Sebagai satu lembaga pendidikan tinggi, Institut Filsafat dan Teknologi Kreatif (IFTK) Ledalero merasa perlu untuk memperkaya wawasan serentak mempertajam daya analisis khalayak umum lewat rangkaian Studium Generale atau kuliah umum 2023 di bawah tema umum “Teologi Paus Fransiskus dan Relevansinya untuk Pastoral Praksis di Gereja Lokal.” Kuliah umum ini tidak hanya melibatkan segenap sivitas akademika IFTK Ledalero, tetapi juga diperuntukkan bagi masyarakat umum yang ingin menimba insight baru lewat pertukaran ide yang dialogal.
Rangkaian kuliah umum ini pun dibuka lewat kuliah umum pertama pada Sabtu (7/10), tepat pukul 16.30 WITA. Dalam kesempatan kuliah umum pertama ini, Pater Dr. Bernardus S. Hayong, SVD, Kaprodi Filsafat IFTK Ledalero, dipercayakan sebagai narasumber utama dengan mengusung tema yang sangat menarik, yakni “Pencari Kebenaran yang Tak Pernah Lelah: Blaise Pascal dan Sublimitas et Miseri Hominis.” Kuliah umum yang bertempat di Auditorium Kampus 2 IFTK Ledalero ini dihadiri oleh Pater Dr. Otto Gusti Madung, SVD, Rektor IFTK Ledalero, Pater Dr. Yosef Keladu Koten, SVD, Wakil Rektor 1 IFTK Ledalero, beberapa dosen, beberapa tenaga kependidikan, para perwakilan mahasiswa IFTK Ledalero, serta satu orang undangan.

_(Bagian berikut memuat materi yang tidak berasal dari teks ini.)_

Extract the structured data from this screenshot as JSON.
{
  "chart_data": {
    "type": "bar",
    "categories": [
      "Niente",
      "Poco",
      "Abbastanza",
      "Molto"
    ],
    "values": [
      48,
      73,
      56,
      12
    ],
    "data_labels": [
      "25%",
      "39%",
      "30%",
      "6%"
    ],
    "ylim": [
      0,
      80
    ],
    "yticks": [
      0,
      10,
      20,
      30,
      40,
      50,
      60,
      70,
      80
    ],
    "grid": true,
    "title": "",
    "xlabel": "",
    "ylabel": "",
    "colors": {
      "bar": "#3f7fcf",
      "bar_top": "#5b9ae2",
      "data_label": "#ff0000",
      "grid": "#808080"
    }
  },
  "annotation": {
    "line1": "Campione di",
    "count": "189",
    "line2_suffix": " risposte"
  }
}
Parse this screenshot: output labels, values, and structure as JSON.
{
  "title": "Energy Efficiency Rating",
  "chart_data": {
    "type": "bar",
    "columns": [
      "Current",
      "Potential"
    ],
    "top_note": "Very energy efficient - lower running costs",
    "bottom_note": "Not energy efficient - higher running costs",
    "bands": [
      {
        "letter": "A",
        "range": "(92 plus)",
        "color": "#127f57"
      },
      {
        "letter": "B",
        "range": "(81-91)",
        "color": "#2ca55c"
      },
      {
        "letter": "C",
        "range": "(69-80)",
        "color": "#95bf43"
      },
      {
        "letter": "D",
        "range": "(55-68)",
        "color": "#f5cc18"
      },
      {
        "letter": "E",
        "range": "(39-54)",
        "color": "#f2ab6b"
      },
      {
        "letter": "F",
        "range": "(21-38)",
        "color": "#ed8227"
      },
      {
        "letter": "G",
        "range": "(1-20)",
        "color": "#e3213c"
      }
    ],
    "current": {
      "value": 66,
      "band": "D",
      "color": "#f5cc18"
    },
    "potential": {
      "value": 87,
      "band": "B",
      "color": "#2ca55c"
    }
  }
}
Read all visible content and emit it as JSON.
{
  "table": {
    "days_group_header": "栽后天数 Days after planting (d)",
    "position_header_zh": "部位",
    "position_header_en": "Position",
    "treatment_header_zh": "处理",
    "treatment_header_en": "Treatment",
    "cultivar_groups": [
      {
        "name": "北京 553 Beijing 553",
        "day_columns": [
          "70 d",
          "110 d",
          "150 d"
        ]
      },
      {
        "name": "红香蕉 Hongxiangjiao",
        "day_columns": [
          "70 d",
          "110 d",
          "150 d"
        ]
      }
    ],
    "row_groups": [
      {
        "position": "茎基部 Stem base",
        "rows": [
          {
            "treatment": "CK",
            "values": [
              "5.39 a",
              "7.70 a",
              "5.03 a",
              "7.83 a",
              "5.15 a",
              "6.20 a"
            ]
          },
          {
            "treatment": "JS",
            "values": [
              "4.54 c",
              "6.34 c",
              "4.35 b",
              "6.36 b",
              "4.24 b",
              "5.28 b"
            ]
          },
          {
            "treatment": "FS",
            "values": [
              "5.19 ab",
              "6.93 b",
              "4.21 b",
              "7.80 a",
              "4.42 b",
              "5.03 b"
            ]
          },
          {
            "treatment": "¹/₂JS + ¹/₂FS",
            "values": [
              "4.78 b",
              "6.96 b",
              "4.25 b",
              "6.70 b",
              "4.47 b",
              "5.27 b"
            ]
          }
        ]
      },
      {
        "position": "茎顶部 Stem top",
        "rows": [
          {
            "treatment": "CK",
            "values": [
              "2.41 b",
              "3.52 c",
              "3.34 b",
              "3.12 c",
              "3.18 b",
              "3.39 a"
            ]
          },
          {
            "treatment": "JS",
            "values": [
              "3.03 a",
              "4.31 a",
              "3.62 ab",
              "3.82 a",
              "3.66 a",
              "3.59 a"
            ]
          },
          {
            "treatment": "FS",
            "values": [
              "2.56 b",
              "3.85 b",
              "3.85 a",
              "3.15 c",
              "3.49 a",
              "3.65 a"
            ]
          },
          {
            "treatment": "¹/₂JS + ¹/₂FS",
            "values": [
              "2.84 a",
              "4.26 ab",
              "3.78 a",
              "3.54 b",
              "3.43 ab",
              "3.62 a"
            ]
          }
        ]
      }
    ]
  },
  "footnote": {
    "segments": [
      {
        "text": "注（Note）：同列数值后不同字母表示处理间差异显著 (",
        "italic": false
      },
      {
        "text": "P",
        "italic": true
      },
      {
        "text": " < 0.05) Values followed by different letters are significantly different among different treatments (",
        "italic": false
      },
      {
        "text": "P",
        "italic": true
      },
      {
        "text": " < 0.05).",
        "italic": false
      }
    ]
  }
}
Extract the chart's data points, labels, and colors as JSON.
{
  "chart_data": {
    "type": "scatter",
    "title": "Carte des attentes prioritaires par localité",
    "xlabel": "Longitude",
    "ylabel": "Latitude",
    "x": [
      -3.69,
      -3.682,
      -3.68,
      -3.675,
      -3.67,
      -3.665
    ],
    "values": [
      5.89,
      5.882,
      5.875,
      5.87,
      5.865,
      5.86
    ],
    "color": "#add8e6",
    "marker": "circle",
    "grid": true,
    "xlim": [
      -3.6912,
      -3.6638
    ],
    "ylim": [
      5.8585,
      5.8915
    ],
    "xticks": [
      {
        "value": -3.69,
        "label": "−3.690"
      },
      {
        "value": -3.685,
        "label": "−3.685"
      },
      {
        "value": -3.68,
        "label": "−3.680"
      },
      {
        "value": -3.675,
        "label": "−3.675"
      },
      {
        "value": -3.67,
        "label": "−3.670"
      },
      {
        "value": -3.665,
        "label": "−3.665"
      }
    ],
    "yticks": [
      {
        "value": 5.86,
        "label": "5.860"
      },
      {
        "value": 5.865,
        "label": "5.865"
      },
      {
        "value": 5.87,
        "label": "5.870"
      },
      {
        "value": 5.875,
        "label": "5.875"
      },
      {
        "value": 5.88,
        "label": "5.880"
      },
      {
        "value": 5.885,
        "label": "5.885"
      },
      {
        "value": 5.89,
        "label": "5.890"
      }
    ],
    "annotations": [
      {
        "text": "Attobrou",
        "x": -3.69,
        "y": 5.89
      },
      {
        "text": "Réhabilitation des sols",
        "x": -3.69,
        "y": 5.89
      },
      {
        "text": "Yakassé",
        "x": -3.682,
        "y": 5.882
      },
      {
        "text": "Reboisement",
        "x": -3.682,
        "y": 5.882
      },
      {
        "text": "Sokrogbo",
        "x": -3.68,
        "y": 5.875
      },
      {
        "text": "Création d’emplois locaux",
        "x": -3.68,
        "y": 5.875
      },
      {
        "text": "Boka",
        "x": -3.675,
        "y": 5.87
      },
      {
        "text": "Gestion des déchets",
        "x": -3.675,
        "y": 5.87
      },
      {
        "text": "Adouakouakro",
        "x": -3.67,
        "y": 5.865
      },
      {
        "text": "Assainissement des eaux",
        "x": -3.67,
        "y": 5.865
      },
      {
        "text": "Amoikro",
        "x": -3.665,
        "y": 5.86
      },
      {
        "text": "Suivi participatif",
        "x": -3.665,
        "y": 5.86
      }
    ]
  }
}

Sebelum masuk ke sesi pemaparan materi, Lois Jewaru, Master of Ceremony (MC), memberi kesempatan terlebih dahulu kepada Pater Dr. Pupilius Meinrad Buru, SVD untuk memberi informasi umum terkait studium generale 2023 serta beberapa petunjuk dan arahan yang perlu diperhatikan selama kuliah umum berlangsung. “Tahun ini, kita selenggarakan kuliah umum ketiga dengan tema Teologi Paus Fransiskus dan Relevansinya untuk Pastoral Praksis di Gereja Lokal,” jelas Direktur S2 Teologi Kontekstual IFTK Ledalero, yang juga berperan sebagai moderator dalam kuliah umum pertama ini. Dalam informasinya tersebut, Pater Pupilius juga menyebut bahwa kuliah umum 2023 akan berlangsung dalam 6 kali pertemuan.
Selepas Pater Pupilius, MC memberi kesempatan seluas-luasnya kepada Pater Bernard Hayong untuk memaparkan materi yang berlangsung dari pukul 16.50-17.46 WITA. Secara garis besar, dalam pemaparannya, Pater Bernard berusaha untuk menjelaskan gagasan filosofis Blaise Pascal, terutama soal rasionalitas hati, yang dimaknai Paus Fransiskus dalam Sublimitas et Miseria Hominis (kebesaran dan kesengsaraan manusia)dan menarik relevansinya untuk konteks saat ini.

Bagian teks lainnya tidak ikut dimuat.